In what seems like the premise for a thousand science fiction paperbacks about childless future societies, a recent online article from Great Britain sheds light on a subculture of British women who proclaim their intentional sterility as a badge of honor.

These women are well-educated, financially affluent and believe with all their heart that they are striking a blow against overpopulation and saving the planet at the same time by joyfully refusing to have children of their own. 

The reader is supposed to think these women represent the future of responsible human habitation of mother earth. 

But instead of seeing them as futuristic oracles of foreboding, I found them much more in line with mid-19th- and 20th-century doomsayers who predicted dire consequences for the world due to overpopulation — famous men of science who were proven, not by theories but by facts, to be spectacularly wrong.

Even the article about these middle- and upper-class British women who have decided to “save” the planet with their refusal to consider bringing new life into it, must mention the father of alarmist science, Thomas Malthus. 

In the 18th century, he predicted the world would soon not be able to keep pace with feeding a growing population and that massive famines would be common in the 19th and 20th centuries, if we were lucky to get that far. 

Yet here we are in 2018,  with several billion more people than Malthus could have imagined and food production continuing to outpace population growth. 

Not to be discouraged by the poor performance of “scientific” predictions, Dr. Paul Ehrlich wrote the 1968 blockbuster book, “The Population Bomb,” in which he predicted most of the people who were alive to read the book in its first edition would not survive the great famines that were absolutely going to happen in the 1970s. 

Ehrlich’s book is a litany of dire predictions that all proved to be either outright false or nowhere near close to actuality. 

Nevertheless, the impact of his book has had long-standing influence on our popular culture and has foisted upon the world a slew of post-apocalyptic Charlton Heston movies — which is probably a crime Ehrlich will never be forgiven for committing. 

What Malthus and Ehrlich never accounted for in their scientific calculations were all the variables inherent in human existence. People find solutions to problems. They sometimes create other problems but then someone comes up with that solution. 

So new kinds of wheat, new ways of transferring solar energy and more efficient ways of processing fossil fuels, has led to abundance and better quality of life for more people around the globe. 

Is the world perfect? Not by a long shot. Do we sit on our haunches and do nothing regarding our environment and its maintenance: only at our peril. But is the earth a lot more resilient and God’s design a little sturdier than a lot of people, even with a lot of initials at the end of their names, propose? Absolutely.

The other thing these seemingly bright and intelligent women lack is a sense of the divine. They are dogmatic materialists who have elevated, or denigrated as the case may be, the act of not conceiving into a kind of sacrament. And these women, all married, are the poster “children” of everything Pope Paul VI warned about in “Humanae Vitae”(“On Human Life”) and which have sadly come to pass. 

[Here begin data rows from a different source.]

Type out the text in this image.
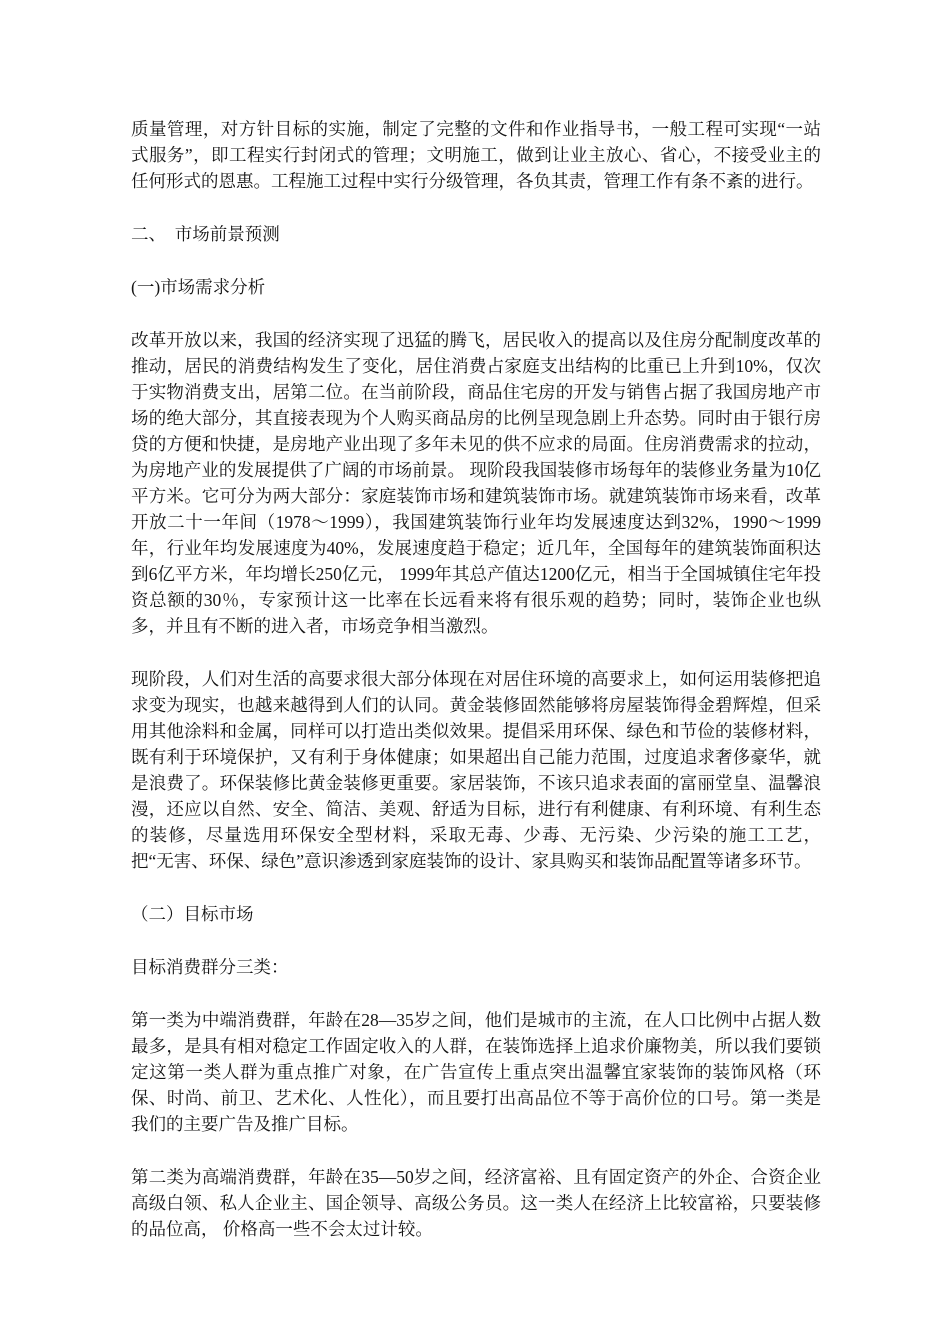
质量管理，对方针目标的实施，制定了完整的文件和作业指导书，一般工程可实现“一站式服务”，即工程实行封闭式的管理；文明施工，做到让业主放心、省心，不接受业主的任何形式的恩惠。工程施工过程中实行分级管理，各负其责，管理工作有条不紊的进行。

二、　市场前景预测

(一)市场需求分析

改革开放以来，我国的经济实现了迅猛的腾飞，居民收入的提高以及住房分配制度改革的推动，居民的消费结构发生了变化，居住消费占家庭支出结构的比重已上升到10%，仅次于实物消费支出，居第二位。在当前阶段，商品住宅房的开发与销售占据了我国房地产市场的绝大部分，其直接表现为个人购买商品房的比例呈现急剧上升态势。同时由于银行房贷的方便和快捷，是房地产业出现了多年未见的供不应求的局面。住房消费需求的拉动，为房地产业的发展提供了广阔的市场前景。 现阶段我国装修市场每年的装修业务量为10亿平方米。它可分为两大部分：家庭装饰市场和建筑装饰市场。就建筑装饰市场来看，改革开放二十一年间（1978～1999），我国建筑装饰行业年均发展速度达到32%，1990～1999年，行业年均发展速度为40%，发展速度趋于稳定；近几年，全国每年的建筑装饰面积达到6亿平方米，年均增长250亿元， 1999年其总产值达1200亿元，相当于全国城镇住宅年投资总额的30％，专家预计这一比率在长远看来将有很乐观的趋势；同时，装饰企业也纵多，并且有不断的进入者，市场竞争相当激烈。

现阶段，人们对生活的高要求很大部分体现在对居住环境的高要求上，如何运用装修把追求变为现实，也越来越得到人们的认同。黄金装修固然能够将房屋装饰得金碧辉煌，但采用其他涂料和金属，同样可以打造出类似效果。提倡采用环保、绿色和节俭的装修材料，既有利于环境保护，又有利于身体健康；如果超出自己能力范围，过度追求奢侈豪华，就是浪费了。环保装修比黄金装修更重要。家居装饰，不该只追求表面的富丽堂皇、温馨浪漫，还应以自然、安全、简洁、美观、舒适为目标，进行有利健康、有利环境、有利生态的装修，尽量选用环保安全型材料，采取无毒、少毒、无污染、少污染的施工工艺，把“无害、环保、绿色”意识渗透到家庭装饰的设计、家具购买和装饰品配置等诸多环节。

（二）目标市场

目标消费群分三类：

第一类为中端消费群，年龄在28—35岁之间，他们是城市的主流，在人口比例中占据人数最多，是具有相对稳定工作固定收入的人群，在装饰选择上追求价廉物美，所以我们要锁定这第一类人群为重点推广对象，在广告宣传上重点突出温馨宜家装饰的装饰风格（环保、时尚、前卫、艺术化、人性化），而且要打出高品位不等于高价位的口号。第一类是我们的主要广告及推广目标。

第二类为高端消费群，年龄在35—50岁之间，经济富裕、且有固定资产的外企、合资企业高级白领、私人企业主、国企领导、高级公务员。这一类人在经济上比较富裕，只要装修的品位高， 价格高一些不会太过计较。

On married love, Pope Paul stipulated, “It is a love which is total — that very special form of personal friendship in which husband and wife generously share everything, allowing no unreasonable exceptions and not thinking solely of their own convenience.” 

These British women have talked themselves into believing they are saving the planet, but there is no doubt they and their husbands live the kind of life Pope Paul warned about: solely at their convenience.  

It is a convenience translated into self-assured young women who seem to have their lives ordered in a very sensible and structured manner, which made me think of another situation not so finely tuned. 

It’s the story of a man who always wanted a grocery store of his own. Taking a small inheritance from his father, he was able to follow that dream with the Big Tree Market in Simi Valley.  But despite working seven days a week and 14 to 16 hours a day, his dream not only got deferred, it got folded, spindled and mutilated.  

He went broke, lost his store, lost his savings and was so physically and emotionally spent he couldn’t work at all for a while. He had nine kids to support and things looked grim.

My dad didn’t know much about saving the planet, though he always admonished us to leave our campsites cleaner than we found them, and he didn’t read any books about how terrible the 1970s and beyond were going to be. 

He trusted God. My mom trusted God, and by already having nine children they had already jettisoned notions of their own convenience.

So even as they suffered with financial insecurity and a not-so-certain future, they lived “Humanae Vitae” before there was a “Humanae Vitae” and for that, as that inconvenient “baby” born out of that trust, I will always be thankful … maybe I’ll save the planet.